Terence Lewis dances his way into Guinness Records
Choreographer Terence Lewis has broken a Guinness World Record. He choreographed 1,336 people to a Bollywood song in an hour at Mumbai's St Teresa High School, his alma mater, for the Colors' reality show Guinness World Record - Ab India Todega.
"I was approached by Guinness and asked if I would be interested in breaking the current record. I said why not?" Terence said. "This was the best opportunity to do something different and also teach dance enthusiasts free of cost."
Image: Terence Lewis
'The most challenging part was to alert people as children had exams'
The participants were invited through a free registration process.
The most difficult part of the task, he said, was that it had to be executed in two days, as the Guinness team was leaving.
"The most challenging part was to alert people; children had exams. Also it was a day prior to Holi and we had to shoot in the hot sun. But everything went on well and our efforts were worth it," he added.
Teaching, Terence said, was the least difficult part of the challenge. "Being a teacher, it wasn't tough for me. I know the tricks of the trade. I made them learn faster with imaginary situations like asking them to imagine riding a horse, etc," he said.

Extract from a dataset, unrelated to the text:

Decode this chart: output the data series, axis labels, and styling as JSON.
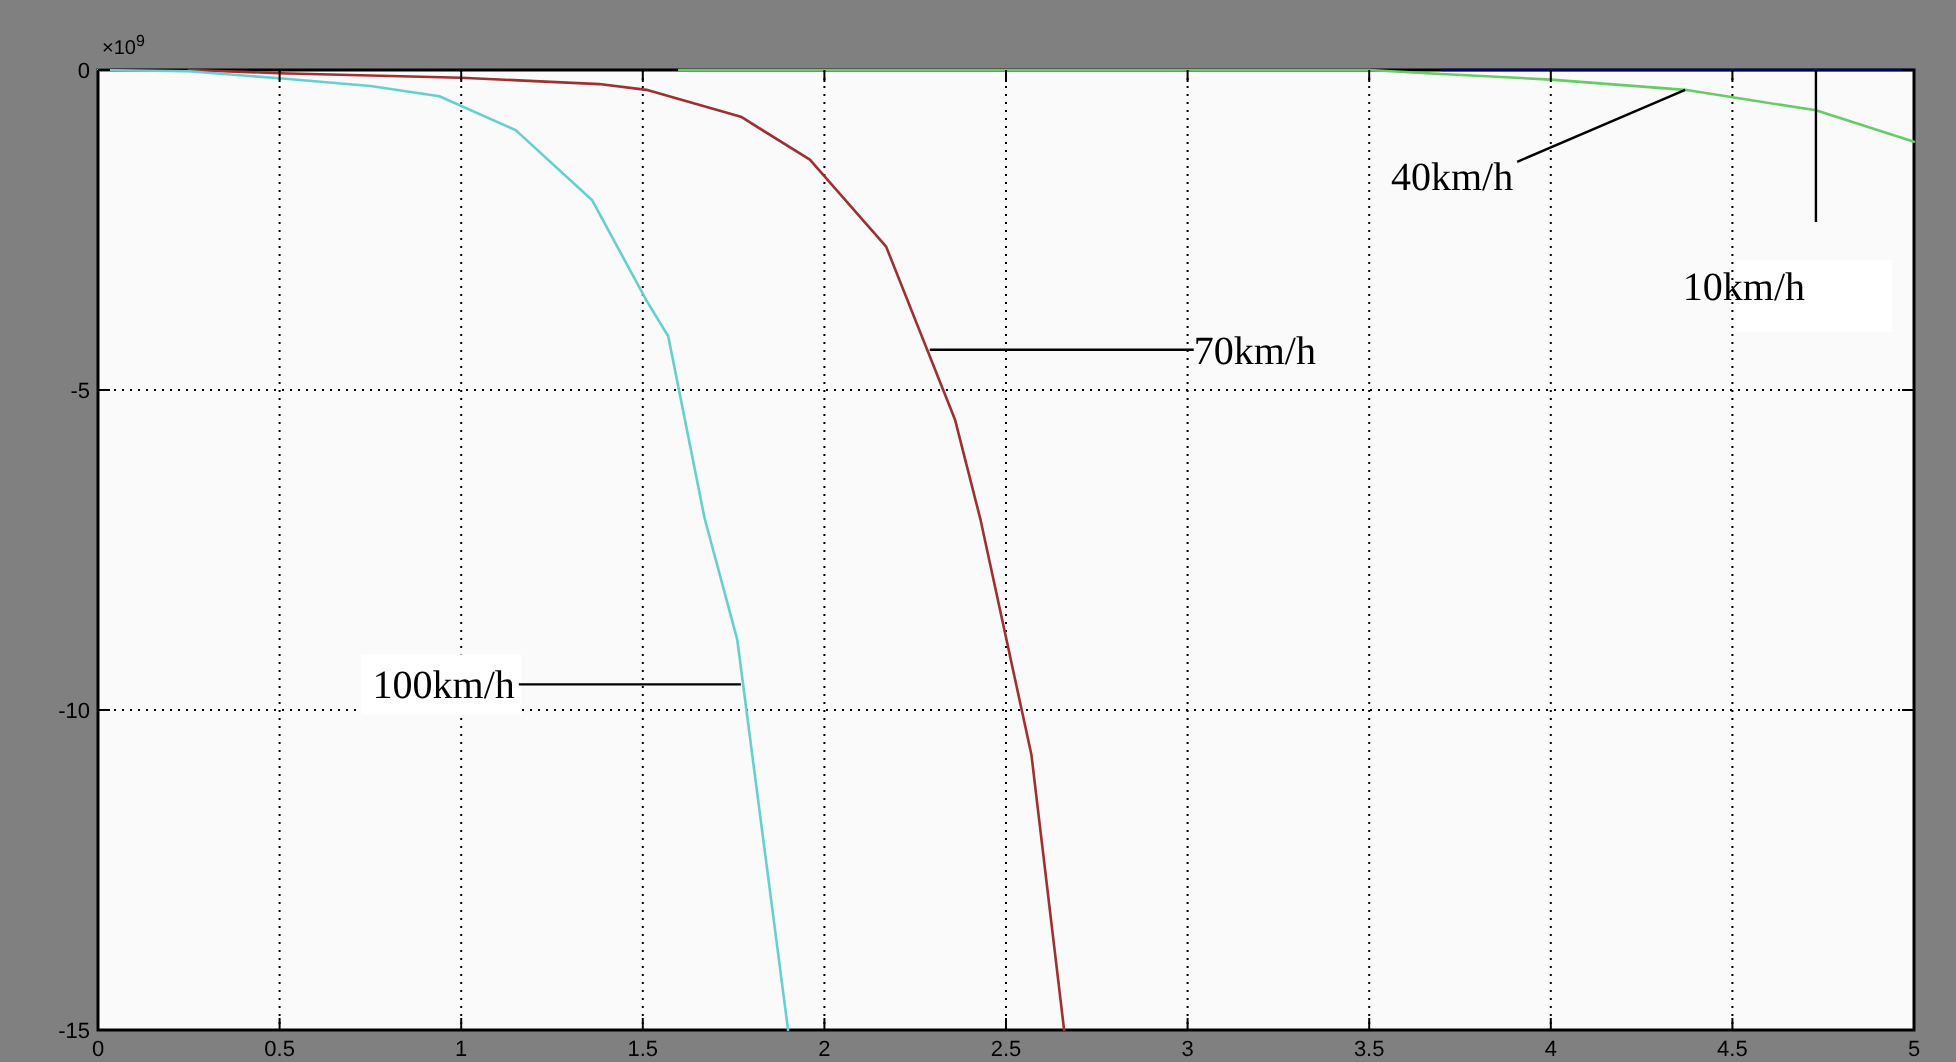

Image: Terence Lewis choreographs the dance
'Bollywood dancing is a rage all over the world'
They danced to the title track of Jhoom Barabar Jhoom, originally choreographed by Vaibhavi Merchant. "I chose this song because it's authentic, Punjabi and peppy," Terence said.
He broke the record set by a Chinese national, who choreographed over 1,235 people. "They danced on Dhoom Macha Le (from the movie Dhoom). It looked funny because there were no jhatkas or folk dance," he said. "When Bollywood dancing is a rage all over the world, how can you have a Chinese record on people dancing to a Bollywood song?"
Image: Terence shows of Bollywood jhatkas
'Next time I hope to choreograph 5,000 people'
For Terence, breaking the record was a doubly emotional moment because he did it on the school campus where he first started dancing, and he is already raring to do more.